My reverie was suddenly broken by my young co-passenger who had had spotted my stethoscope. I clarified that I was a lowly med student, but agreed to look at a leg wound that he wanted to show me. The wound looked dirty and was crusted with some dried exudate. A fly promptly buzzed in and began probing the injured area. I swatted the fly away with my hand and suggested some simple wound care and tetanus prophylaxis to the lad.

Often Indians communicate more by jiggling their heads than they do through their words. There is the ready sideways head-jiggle of the Indian who is on the same page as you and then there is the slow, tenuous cranial swaying of the Indian who is mystified, but too proud to admit it. From the amplitude and frequency of the boy’s head, I could tell that my vocabulary and accent were impenetrable for him. My English is inspired by Oscar Wilde. His was inspired by necessity. I broke into Tamlish (a hybrid of Tamil and English) and descriptive gestures to communicate with him.
We need the optimism and perseverance of this man. He knows the street will be dirty within hours and yet he sweeps undaunted.

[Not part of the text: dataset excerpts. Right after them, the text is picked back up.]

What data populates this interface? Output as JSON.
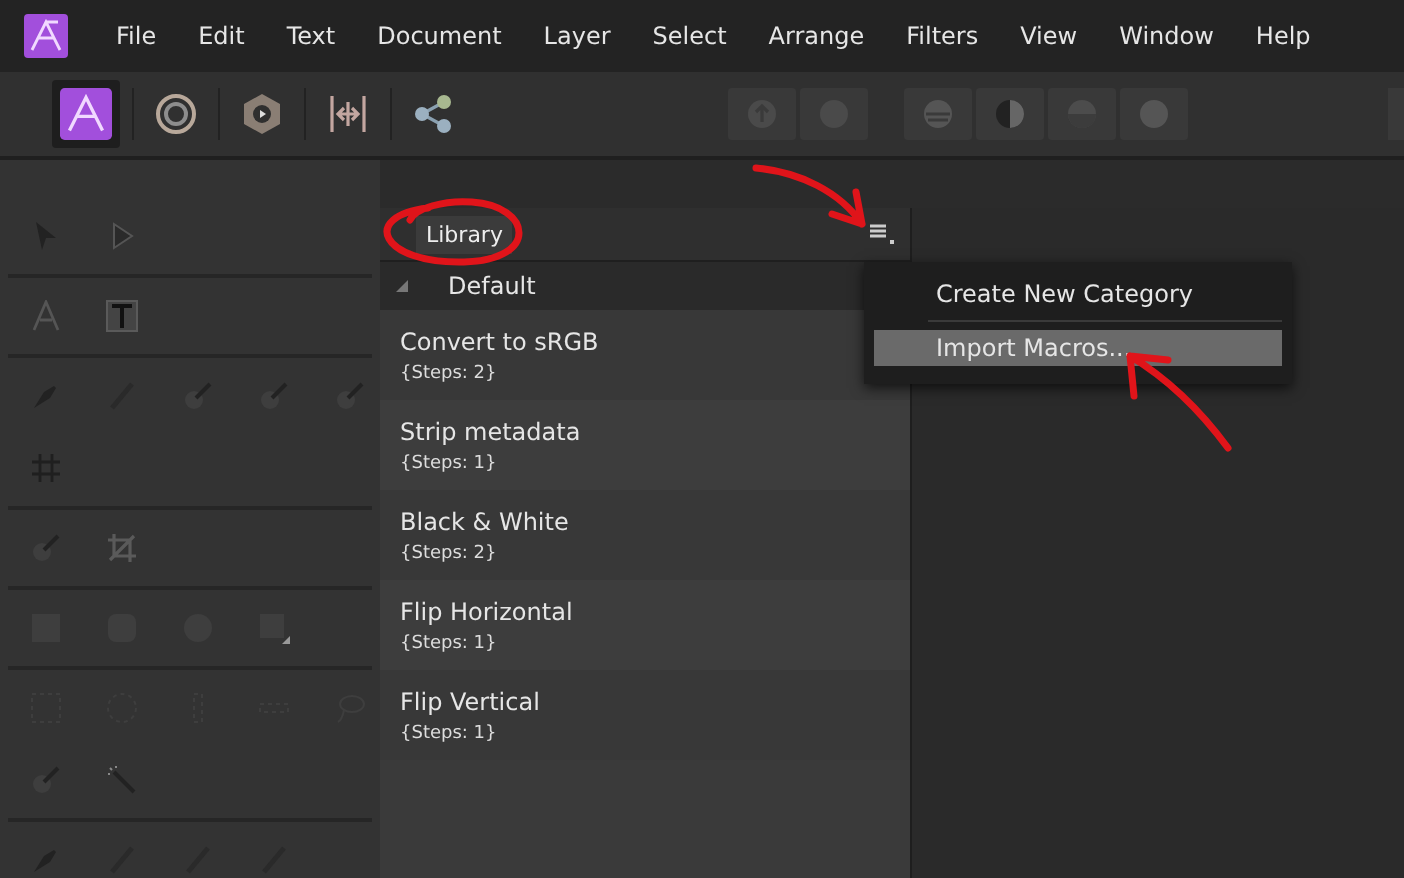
{
  "menu_bar": {
    "items": [
      "File",
      "Edit",
      "Text",
      "Document",
      "Layer",
      "Select",
      "Arrange",
      "Filters",
      "View",
      "Window",
      "Help"
    ]
  },
  "library_panel": {
    "tab": "Library",
    "category": {
      "label": "Default",
      "expanded": true
    },
    "macros": [
      {
        "name": "Convert to sRGB",
        "steps": "{Steps: 2}"
      },
      {
        "name": "Strip metadata",
        "steps": "{Steps: 1}"
      },
      {
        "name": "Black & White",
        "steps": "{Steps: 2}"
      },
      {
        "name": "Flip Horizontal",
        "steps": "{Steps: 1}"
      },
      {
        "name": "Flip Vertical",
        "steps": "{Steps: 1}"
      }
    ]
  },
  "panel_menu": {
    "items": [
      {
        "label": "Create New Category",
        "selected": false
      },
      {
        "label": "Import Macros...",
        "selected": true
      }
    ]
  }
}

As I clumsily counseled the boy with broken words and jerky gestures, I felt a sickening twinge: I truly was a wretched brown sahib, a gringo. Dr. Guerrant was right. I spoke, essentially, a different language. As is the case with visiting Americans, the rupee had a completely different meaning for me-- the 3 rupees I had paid thoughtlessly to the conductor are almost 10% of the daily earnings of millions of Indians who subsist on 99 cents a day. My parents, both Doctors, kept saved me from debilitating malnutrition and paid for expensive athletic abilities. No wonder I look physically distinct from the emaciated poor who comprise the bulk of India’s population. In that moment, I resented and despised everything from my expensive education to my posh-sounding accent. They were exposed as the products of inequalities deeply ingrained in Indian society, the same inequalities I vehemently decry. I felt like I had somehow swindled the man next to me.


If you want to meet an optimist in India, shake hands with a traffic policeman. They deal with chaos beyond imagination.
There is, however, a glimmer of hope. My brain is unimpaired by malnutrition. My education hasn’t been discontinued at an early age due to lack of funds. My body is not crippled by preventable diseases. I have the capacity to advocate for my voiceless Indian brothers and sisters. I owe my country and my fellow citizens at least this much. This will be my atonement.




The progress made so far has been at the pace of a bullock-cart. This is simply unsustainable. We, the privileged children of India, can hasten the process of change.